PTL 1 is a communication method between the moving object communication apparatus and the fixed base station, and does not take into consideration a communication method between moving objects in follow control, such as communication in a preceding vehicle following system that performs following a preceding vehicle by non-mechanically connecting a preceding vehicle and a following vehicle. Generally, inter-vehicle communication, which is the communication between moving objects, is carried out in the form of broadcast communication addressing a plurality of vehicles, and therefore uses a widely directional (non-directional) antenna and performs the CSMA/CA access control, thereby being susceptible to the influence of interference from a communication apparatus functioning in the same frequency band, such as another vehicle and a roadside unit present in a range where radio waves are reachable. This circumstance leads to the generation of a delay time due to a waiting time for avoiding communication collision, and one conceivable measure against it is to reduce the radio-wave radiation angle to a narrow angle.

However, there is raised a problem that the partner vehicle may move out from the range in which radio waves are radiated in follow control at a short distance and along a small-radius trajectory, as a problem specific to the follow control.

Solution to Problem

One of objects of the present invention is to provide a communication control apparatus, a communication control method, and a preceding vehicle following system that allow an excellent communication state to be acquired regardless of the relative position between the vehicles in the follow control.

According to one exemplary aspect of the present invention, a communication control apparatus is configured to be mounted on a first vehicle in a preceding vehicle following system that performs follow control by non-mechanically connecting the first vehicle and a second vehicle. The communication control apparatus is configured to cause radio wave radiation of an antenna of the first vehicle to have directionality toward an antenna of the second vehicle based on input relative position information between the second vehicle and the first vehicle.

According to the one aspect of the present invention, the excellent communication state can be acquired regardless of the relative position between the vehicles in the follow control.

BRIEF DESCRIPTION OF DRAWINGS

FIGS. 1(A) and (B) illustrate a problem and a solution therefor in a preceding vehicle following system according to an embodiment.

FIGS. 2(A) and (B) illustrate an example of a configuration of electronic directionality control according to the embodiment.

FIG. 3 illustrates an example of a configuration of physical directionality control according to the embodiment.

FIG. 4 is a block diagram of a configuration of the preceding vehicle following system according to the embodiment.

FIG. 5 is a block diagram of another configuration of the preceding vehicle following system according to the embodiment.

DESCRIPTION OF EMBODIMENTS

In the following description, an embodiment of the present invention will be described in detail with reference to the drawings.

Embodiment

FIGS. 1(A) and (B) illustrate a problem and a solution therefor in a preceding vehicle following system according to the present embodiment.

In FIG. 1(A), 1 and 2 denote a preceding vehicle and a following vehicle running while following behind the preceding vehicle 1 in the preceding vehicle following system, respectively.

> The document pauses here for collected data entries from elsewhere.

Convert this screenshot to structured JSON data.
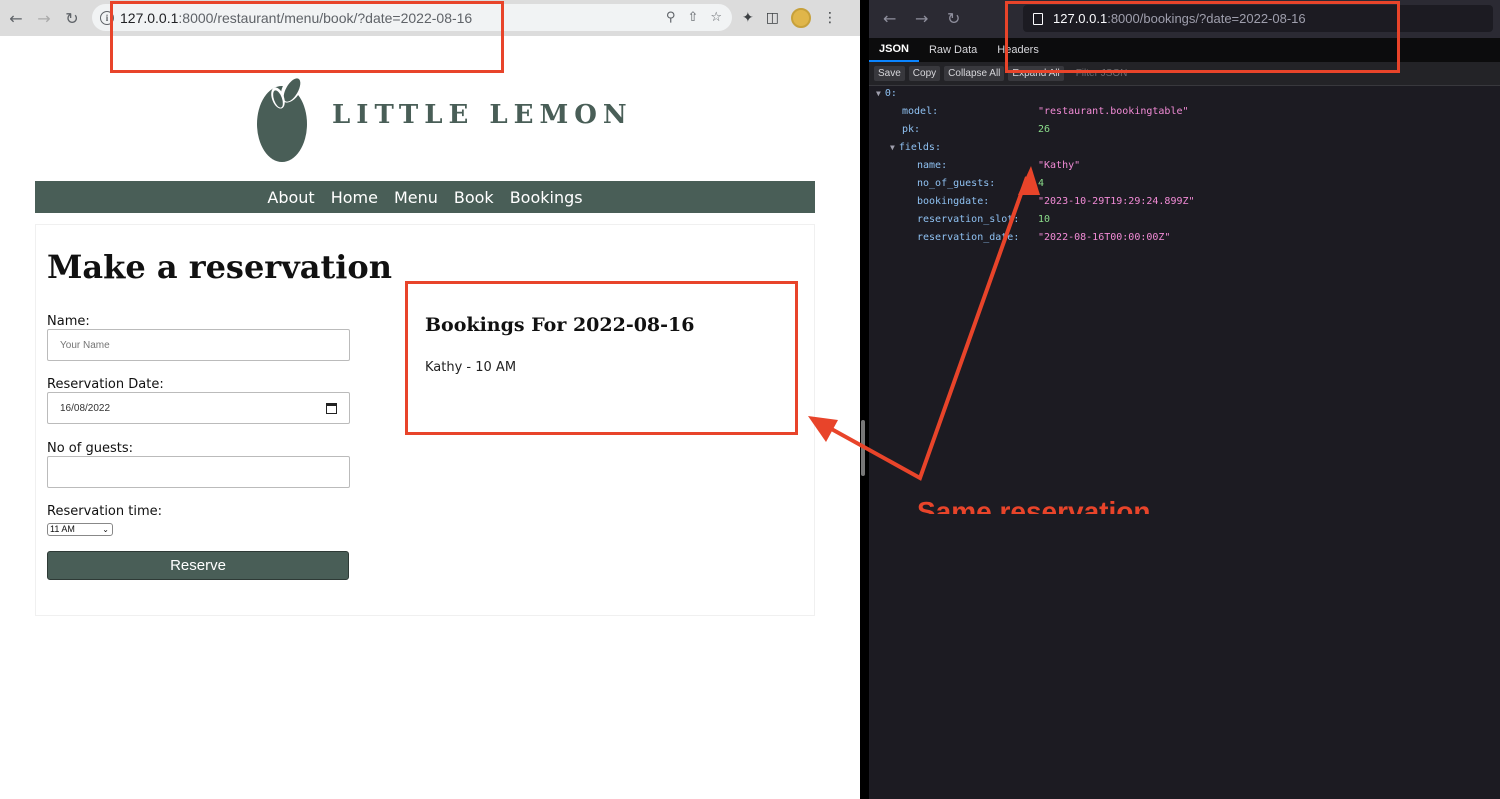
{
  "left_browser": {
    "url_host": "127.0.0.1",
    "url_rest": ":8000/restaurant/menu/book/?date=2022-08-16",
    "logo_text": "LITTLE LEMON",
    "nav": [
      "About",
      "Home",
      "Menu",
      "Book",
      "Bookings"
    ],
    "form": {
      "title": "Make a reservation",
      "name_label": "Name:",
      "name_placeholder": "Your Name",
      "date_label": "Reservation Date:",
      "date_value": "16/08/2022",
      "guests_label": "No of guests:",
      "time_label": "Reservation time:",
      "time_value": "11 AM",
      "submit_label": "Reserve"
    },
    "bookings": {
      "title": "Bookings For 2022-08-16",
      "entry": "Kathy - 10 AM"
    }
  },
  "right_browser": {
    "url_host": "127.0.0.1",
    "url_rest": ":8000/bookings/?date=2022-08-16",
    "tabs": [
      "JSON",
      "Raw Data",
      "Headers"
    ],
    "actions": [
      "Save",
      "Copy",
      "Collapse All",
      "Expand All"
    ],
    "filter_placeholder": "Filter JSON",
    "json": {
      "index": "0:",
      "model_key": "model:",
      "model_val": "\"restaurant.bookingtable\"",
      "pk_key": "pk:",
      "pk_val": "26",
      "fields_key": "fields:",
      "name_key": "name:",
      "name_val": "\"Kathy\"",
      "guests_key": "no_of_guests:",
      "guests_val": "4",
      "bookingdate_key": "bookingdate:",
      "bookingdate_val": "\"2023-10-29T19:29:24.899Z\"",
      "slot_key": "reservation_slot:",
      "slot_val": "10",
      "resdate_key": "reservation_date:",
      "resdate_val": "\"2022-08-16T00:00:00Z\""
    }
  },
  "annotation": {
    "caption": "Same reservation",
    "color": "#e8442a"
  },
  "colors": {
    "brand_green": "#495e57",
    "annotation_red": "#e8442a"
  }
}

In FIG. 1(A), the directionality of an antenna of a communication apparatus on the following vehicle 2 makes the communication susceptible to the influence of interference from another communication apparatus if an antenna used as it is a general non-directional antenna having wide directionality indicated by 4 in FIG. 1(A). Therefore, one conceivable measure against it is to use a narrow directional antenna that radiates radio waves at a reduced narrow angle, which is indicated by 5 in FIG. 1(A). However, when the follow control is attempted as indicated by a white arrow in FIG. 1(A) at a short distance between the vehicles and along a small-radius trajectory 3 in the follow control, there is raised a problem that the narrow directional antenna on the following vehicle 2 undesirably causes the preceding vehicle 1 to move out from the radio-wave radiation range.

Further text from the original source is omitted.